ORANGE COUNTY, Fla. — Orange County commissioners could not decide Tuesday on whether a proposed rent control initiative would move forward within the county. 


What You Need To Know

  • Mayor Demings tables discussion on rent control in Orange County for special session

  • The special session will be held at 9 a.m. June 23 and is open to the public

  • Commissioners ran out of time during Tuesday's meeting to reach a consensus on whether to move forward with the proposal

After hours of conversation between commissioners, consultants, struggling renters and housing providers, county leaders ran out of time to reach a consensus. 

Mayor Jerry Demings tabled the issue for further discussion, which will take place at a special session to address rent control at 9 a.m. June 23. That meeting is open to the public.

“If there's a desire to do a rent stabilization ordinance and advance that referendum, I think there's still dialogue we’d have to have,” Demings said. 

After asking each commissioner where they currently stood on rent control, Demings determined there was enough interest in further discussion to warrant a special session.

Residents also attended the meeting Tuesday, voicing their perspectives and concerns.

One renter, Giovanni Bravo Ruiz, told Spectrum News he recently learned his rent would go up by 40%, which is $1,000 more each month.

“A thousand more dollars with the same housing, the same problems,” said Bravo Ruiz, an organizer with Florida Rising. “It’s to the point now where I feel like working families and working people are getting pushed away from Orange County and Orlando to let other people come in here with more money."

Housing providers spoke up about their concerns, too. Landlord Betty Haas said it’s unfair to restrict landlords’ ability to raise rents amid the high cost of insurance and property taxes.

“Landlords feel the whole brunt of the tax increase,” Haas told Spectrum News. “How are we supposed to be rent-controlled and still be able to make ends meet?” 

“I believe that even having this commission consider [rent control] is unconstitutional,” Haas said.

An independent analysis commissioned by the county ultimately didn’t support local rent control, which Florida law only permits in certain situations when there’s a housing “emergency.” The consultants who completed the study agree the region faces a housing “crisis” – but not necessarily an emergency, according to consultants’ presentation Tuesday.

That’s because regional social welfare indicators remain “relatively unchanged,” according to the report. The report’s authors acknowledged Orange County’s rising eviction rates, but wrote that homelessness rates remain relatively stable, even trending slightly downward between 2020 and 2021.

District 1 Commissioner Nicole Wilson took issue with that data, saying there are flaws in the way homelessness is officially measured, leading to the exclusion of thousands of people from the true count. 

“If you spent the night in a car, if you spent the night with 17 other people in the room, if you spent the night in a hotel room, no power, no water – you’re still considered housed,” Wilson said.

Wilson, who supports rent control, also said the report failed to investigate whether some housing providers are engaging in profiteering by inflating rents.
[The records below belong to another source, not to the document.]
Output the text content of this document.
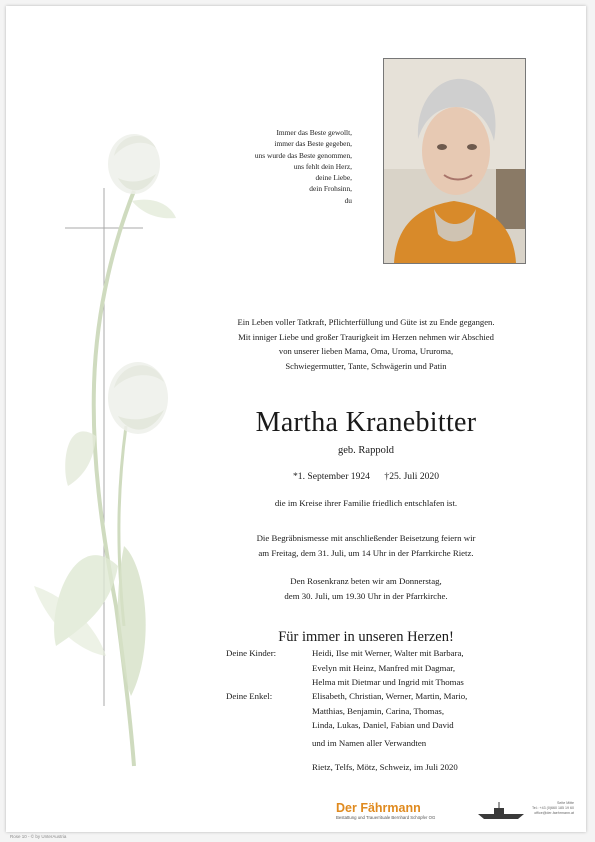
Immer das Beste gewollt,
immer das Beste gegeben,
uns wurde das Beste genommen,
uns fehlt dein Herz,
deine Liebe,
dein Frohsinn,
du
Ein Leben voller Tatkraft, Pflichterfüllung und Güte ist zu Ende gegangen.
Mit inniger Liebe und großer Traurigkeit im Herzen nehmen wir Abschied
von unserer lieben Mama, Oma, Uroma, Ururoma,
Schwiegermutter, Tante, Schwägerin und Patin
Martha Kranebitter
geb. Rappold
*1. September 1924 †25. Juli 2020
die im Kreise ihrer Familie friedlich entschlafen ist.
Die Begräbnismesse mit anschließender Beisetzung feiern wir
am Freitag, dem 31. Juli, um 14 Uhr in der Pfarrkirche Rietz.
Den Rosenkranz beten wir am Donnerstag,
dem 30. Juli, um 19.30 Uhr in der Pfarrkirche.
Für immer in unseren Herzen!
Deine Kinder:	Heidi, Ilse mit Werner, Walter mit Barbara,
Evelyn mit Heinz, Manfred mit Dagmar,
Helma mit Dietmar und Ingrid mit Thomas
Deine Enkel:	Elisabeth, Christian, Werner, Martin, Mario,
Matthias, Benjamin, Carina, Thomas,
Linda, Lukas, Daniel, Fabian und David
und im Namen aller Verwandten
Rietz, Telfs, Mötz, Schweiz, im Juli 2020
Der Fährmann
Bestattung und Trauerrituale Bernhard Schöpfer OG
Seite Mitte
Tel.: +43 (0)660 185 19 60
office@der-faehrmann.at
Rose 10 - © by UnterAustria
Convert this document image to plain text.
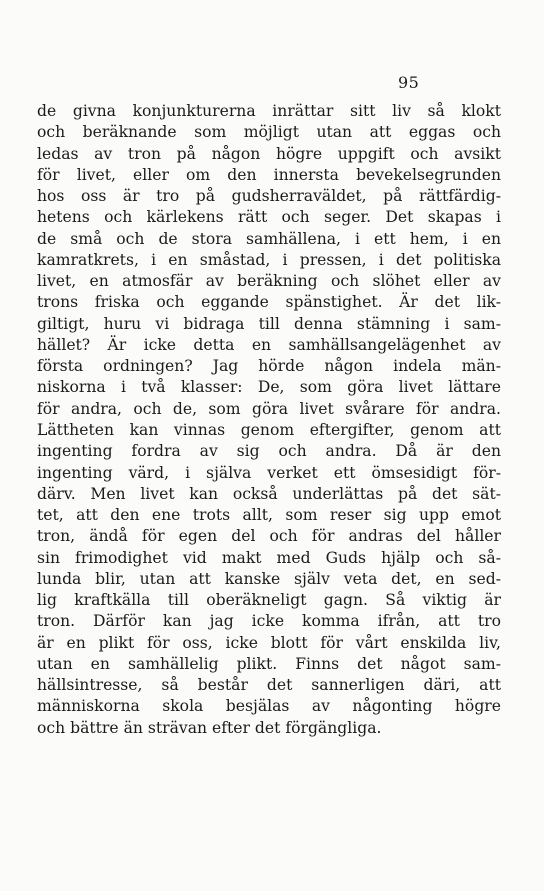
95
de givna konjunkturerna inrättar sitt liv så klokt
och beräknande som möjligt utan att eggas och
ledas av tron på någon högre uppgift och avsikt
för livet, eller om den innersta bevekelsegrunden
hos oss är tro på gudsherraväldet, på rättfärdig-
hetens och kärlekens rätt och seger. Det skapas i
de små och de stora samhällena, i ett hem, i en
kamratkrets, i en småstad, i pressen, i det politiska
livet, en atmosfär av beräkning och slöhet eller av
trons friska och eggande spänstighet. Är det lik-
giltigt, huru vi bidraga till denna stämning i sam-
hället? Är icke detta en samhällsangelägenhet av
första ordningen? Jag hörde någon indela män-
niskorna i två klasser: De, som göra livet lättare
för andra, och de, som göra livet svårare för andra.
Lättheten kan vinnas genom eftergifter, genom att
ingenting fordra av sig och andra. Då är den
ingenting värd, i själva verket ett ömsesidigt för-
därv. Men livet kan också underlättas på det sät-
tet, att den ene trots allt, som reser sig upp emot
tron, ändå för egen del och för andras del håller
sin frimodighet vid makt med Guds hjälp och så-
lunda blir, utan att kanske själv veta det, en sed-
lig kraftkälla till oberäkneligt gagn. Så viktig är
tron. Därför kan jag icke komma ifrån, att tro
är en plikt för oss, icke blott för vårt enskilda liv,
utan en samhällelig plikt. Finns det något sam-
hällsintresse, så består det sannerligen däri, att
människorna skola besjälas av någonting högre
och bättre än strävan efter det förgängliga.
“Right in here, it says: ‘this report does not explicitly address profiteering as a condition,’” Wilson said. “How do we know anything about the way that anybody is acting in this space, if we don’t understand the profit margins and where [housing providers] say they have overhead, versus actual profit margins?”

While rent control was the main topic of Tuesday’s conversation, local leaders also discussed alternative solutions to the region’s housing affordability crisis – including two suggestions proposed in the rent stabilization analysis.

Housing providers could be required to give tenants more advance notice of any substantial rental increase, consultants wrote in their analysis. Additionally, the county  could enhance its procedures for distributing ERA (Emergency Rental Assistance), consultants wrote.

Orange County is set to lose $23 million of ERA money it was slated to receive from the American Rescue Plan, due to slow spending per Treasury guidelines, a Spectrum News Watchdog report found. Another $16 million of ERA from the same funding stream remains unspent, more than a year after the county received it.

When Demings asked commissioners their current feelings on rent control, the only firm “no” came from District 2 Commissioner Christine Moore, who added she does support the two alternatives consultants proposed: an advance notice requirement for housing providers, and improvements to the county’s ERA program. 

In voicing her support of rent control, Wilson said one solution shouldn’t come at the expense of another.

“This shouldn’t be an ‘either, or,’ ” Wilson said.